By Laura Simon

When I was pregnant with both my boys, everyone from my first cousin to the stranger in the grocery store had something to say about life with boys. “Better buy some earplugs. You’ll need them.” And, “Don’t bother buying anything nice for the next 18 years. They’ll ruin it.” Of course, there was also my favorite. “Boys are so affectionate, and they always love their mamas.”

In many cases, those unsolicited predictions have proven to be true. If my boys aren’t making enough noise to wake the neighbors three houses down, I worry. And I can’t begin to count the number of material possessions that have turned up shattered, crunched, squashed, smooshed, or just plain missing in the last eight years. They offer insurance for floods and fires; why doesn’t anyone sell insurance for boys? And yes, my boys are so very affectionate, and they really do love on me. Especially after an ab workout, when they squeeze me around the waist and burrow their faces into my screaming abdominal muscles. Hey, sometimes love hurts.

So when I was pregnant with my daughter, I have to admit that I believed the things people said to me. “Oh, a little girl will be so EASY after those boys.” “Girls are so much quieter.” “Girls can sit and color for hours.” And of course, “At least one of your kids won’t pee all over the floor.”


My daughter is definitely not like her brothers. She rocked and cuddled baby dolls while she was not yet a year old. At that age, I’m not sure my boys knew babies existed. If they did, they certainly didn’t care about them. And I can assure you that not once did either boy throw a sobbing fit in the shoe aisle at Target because Mommy refused to buy them a pair of riding boots. And while they’ve made me late many times with missing toys and shoes, they never made me do their hair and dress a baby doll on the way out the door.

But still, EASY????  On what planet? While I was busy planning for tumultuous teen years, my not-quite-one-year-old was quietly figuring out how to climb. She was a late walker…so late that we bought her a walk-behind stroller. You know, one of those toys that’s really just grandma’s walker, retrofitted to hold a baby doll. One day, in the time it took me to take ten steps to the kitchen and back, she climbed up onto the baby doll’s toy tray, grabbed onto the handle, and stood up. On the stroller. She looked a little like Rose in the front of the Titanic, with her arms stretched out in triumph. I nearly fainted. At no point did I ever anticipate a walking toy being used in that manner. Her brothers certainly never did anything like that.

My daughter is the most fearless of all three kids. At a year, she climbed the climbing wall on our playset, and in three years of life, she has managed to fall head-first off three different slides. That’s not counting the number of near misses, which is probably somewhere in the hundreds. She climbs on the arms of furniture and rolls off, wanders into touch football games, and generally hurtles through life without any fear. She’s definitely not okay being the docile girl, sitting on the sideline. I can actually feel my hair turning grey.

And no, she isn’t quiet. She’s the loudest of the three kids. What’s hers is hers, and what’s yours is hers. Especially if what isn’t hers belongs to a brother. If they happen to not want her to have it, she starts in with an industrial-grade screech that would make a teakettle whimper. We just got new neighbors, and I kind of want to stop by and tell them that she’s really OK…she just cries. And lot. Mostly because I have the audacity to tell her she can’t do things like eat the cheese cracker she dropped in the toilet. Clearly I’m the one being ridiculous.

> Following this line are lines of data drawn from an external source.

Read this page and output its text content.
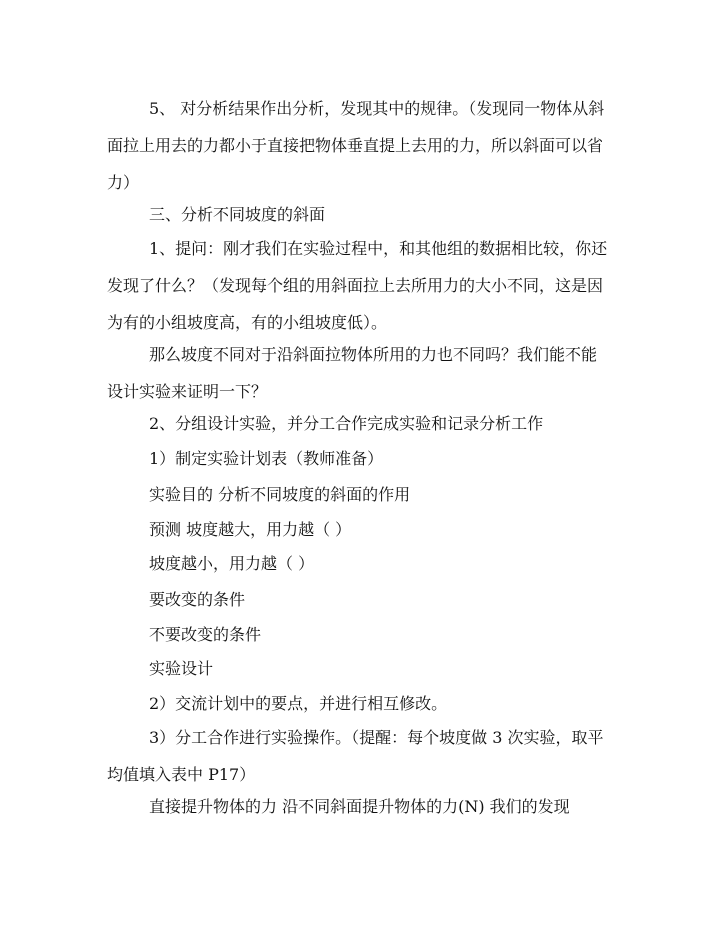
5、 对分析结果作出分析，发现其中的规律。（发现同一物体从斜面拉上用去的力都小于直接把物体垂直提上去用的力，所以斜面可以省力）

三、分析不同坡度的斜面

1、提问：刚才我们在实验过程中，和其他组的数据相比较，你还发现了什么？（发现每个组的用斜面拉上去所用力的大小不同，这是因为有的小组坡度高，有的小组坡度低）。

那么坡度不同对于沿斜面拉物体所用的力也不同吗？我们能不能设计实验来证明一下？

2、分组设计实验，并分工合作完成实验和记录分析工作

1）制定实验计划表（教师准备）

实验目的 分析不同坡度的斜面的作用

预测 坡度越大，用力越（ ）

坡度越小，用力越（ ）

要改变的条件

不要改变的条件

实验设计

2）交流计划中的要点，并进行相互修改。

3）分工合作进行实验操作。（提醒：每个坡度做 3 次实验，取平均值填入表中 P17）

直接提升物体的力 沿不同斜面提升物体的力(N) 我们的发现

And yes, she colors. But not for hours. And that’s a good thing, because you wouldn’t believe the damage the child can do in a matter of seconds. Yesterday, she snatched a dry-erase marker from her brother’s school supplies and painted undereye lines so she would look like a football player. Side note: dry erase comes off faces really easily. But hide the sharpies.

Oh, and that peeing on the floor thing? Girlfriend did hold true to the stereotype and potty -trained almost a year before either boy. Nighttime and all…before age three. Bless her heart, it is amazing. But did you know little girls can actually pee in an arc, up and out of the toilet? If you’re a boy mom, and you’ve scrubbed the ring around your toilet while secretly envying all your friends with girls, take heart. My daughter has peed on my pants, my shirt, my shoes, and all over the bathroom floor…all while sitting on the toilet. I think that must be the best-kept secret of girl moms, because when I panicked and started asking questions, the other moms came out of the woodwork. “Oh yeah, my daughter does that, too.”

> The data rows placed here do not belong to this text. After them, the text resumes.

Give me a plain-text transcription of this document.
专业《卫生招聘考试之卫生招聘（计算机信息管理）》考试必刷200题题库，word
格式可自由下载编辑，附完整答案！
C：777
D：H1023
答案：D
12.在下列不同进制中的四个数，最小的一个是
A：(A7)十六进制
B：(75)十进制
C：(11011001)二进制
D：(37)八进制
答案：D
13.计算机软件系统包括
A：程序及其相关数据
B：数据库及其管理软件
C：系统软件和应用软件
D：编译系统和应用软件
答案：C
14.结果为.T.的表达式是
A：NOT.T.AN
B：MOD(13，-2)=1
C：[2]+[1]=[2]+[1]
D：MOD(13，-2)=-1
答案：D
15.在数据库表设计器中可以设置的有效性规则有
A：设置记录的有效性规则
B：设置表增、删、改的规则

All that to say, I’ve decided you just can’t know what to expect from a child until you actively know and parent that child. And I think that goes for all the big scary things people tell you about parenting. I’m pretty sure that not all kids are monsters as teenagers. I know from experience that not all boys like to wrestle. And some girls prefer to have tea parties for toy trains. Fortunately, I didn’t invest much thought into my expectations, and I haven’t been crippled by disappointment that they didn’t turn out to be true. Still, I’ve decided to take what strangers tell me with a grain of salt from now on. I mean, what do they really know about the children I’m raising? That’s right. Nothing.

What about you? Tell us how have your kids defied expectations.